Gracias a los libros de Potter, Rowling se ha convertido en la escritora más rica del planeta. El éxito de las novelas ha sido abrumador y, en ocasiones, ha bordeado el histerismo. En 2005, el actual primer ministro inglés, Gordon Brown, declaró que le gustaría parecerse a Harry Potter por su «coraje e inteligencia». También que J.K. Rowling había hecho por la literatura «más que ninguna otra persona en el mundo».

Desde el comienzo, Rowling explicó que el ciclo de Potter se compondría de siete novelas, una por cada curso que el protagonista pasa en la escuela Hogwarts de magia y hechicería. A diferencia de otras series de libros juveniles, todos los lectores sabían que las aventuras de Harry Potter tendrían un final. Sin embargo, a medida que ese final se iba acercando, muchos seguidores de la saga comenzaron a pedirle a la autora que no cerrase las puertas a escribir nuevas novelas.

Todo se complicó mientras Rowling escribía el último libro, cuando anunció que en él morirían al menos dos personajes importantes de la serie. Poco enemiga de los guiños publicitarios, la autora describió el modo en el que escribió las últimas páginas de la saga en la habitación de un hotel: «Estuve llorando a lágrima viva, me tomé media botella de champán y me fui a casa con rímel por toda la cara.

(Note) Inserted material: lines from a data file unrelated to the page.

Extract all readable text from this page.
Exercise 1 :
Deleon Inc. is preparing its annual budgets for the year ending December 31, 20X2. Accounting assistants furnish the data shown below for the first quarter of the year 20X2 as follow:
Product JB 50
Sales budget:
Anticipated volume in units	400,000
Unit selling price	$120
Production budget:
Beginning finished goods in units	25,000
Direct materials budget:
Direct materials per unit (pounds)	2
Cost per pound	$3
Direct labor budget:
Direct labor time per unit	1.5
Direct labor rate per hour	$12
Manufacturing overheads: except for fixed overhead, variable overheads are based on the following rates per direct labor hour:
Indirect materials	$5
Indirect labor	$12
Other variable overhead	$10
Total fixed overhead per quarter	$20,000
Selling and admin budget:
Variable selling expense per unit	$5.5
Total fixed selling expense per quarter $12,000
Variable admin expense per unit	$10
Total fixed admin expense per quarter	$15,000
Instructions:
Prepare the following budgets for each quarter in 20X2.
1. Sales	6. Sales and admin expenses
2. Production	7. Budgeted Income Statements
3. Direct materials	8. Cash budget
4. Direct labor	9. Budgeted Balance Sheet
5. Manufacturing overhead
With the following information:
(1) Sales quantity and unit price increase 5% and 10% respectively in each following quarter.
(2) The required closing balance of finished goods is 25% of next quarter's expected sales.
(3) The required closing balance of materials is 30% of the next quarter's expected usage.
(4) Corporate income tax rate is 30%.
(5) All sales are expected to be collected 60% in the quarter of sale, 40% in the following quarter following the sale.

Fue muy duro».

La magnitud de la tragedia hizo que muchos lectores pensaran que uno de los personajes destinados a morir era Harry Potter. Los foros de internet se llenaron de lamentos por el mago e incluso se organizó una plataforma llamada Salvemos a Harry, destinada a hacer cambiar de opinión a la autora. Sus argumentos eran algo extraños. «Harry Potter es un personaje de ficción», decían, «y por tanto nunca puede morir de verdad».

Rowling se enfrentó entonces a un dilema clásico. ¿Qué hacer con un personaje cuya popularidad ha terminado sobrepasando a la del autor? ¿Cómo abordar nuevos proyectos cuando el público exige más de lo mismo? Llegado este punto, el escritor no tiene demasiadas opciones. Puede resignarse y seguir con su criatura mientras sea rentable, puede aparcarla un tiempo y dedicarse a otros proyectos o puede acabar con ella definitivamente.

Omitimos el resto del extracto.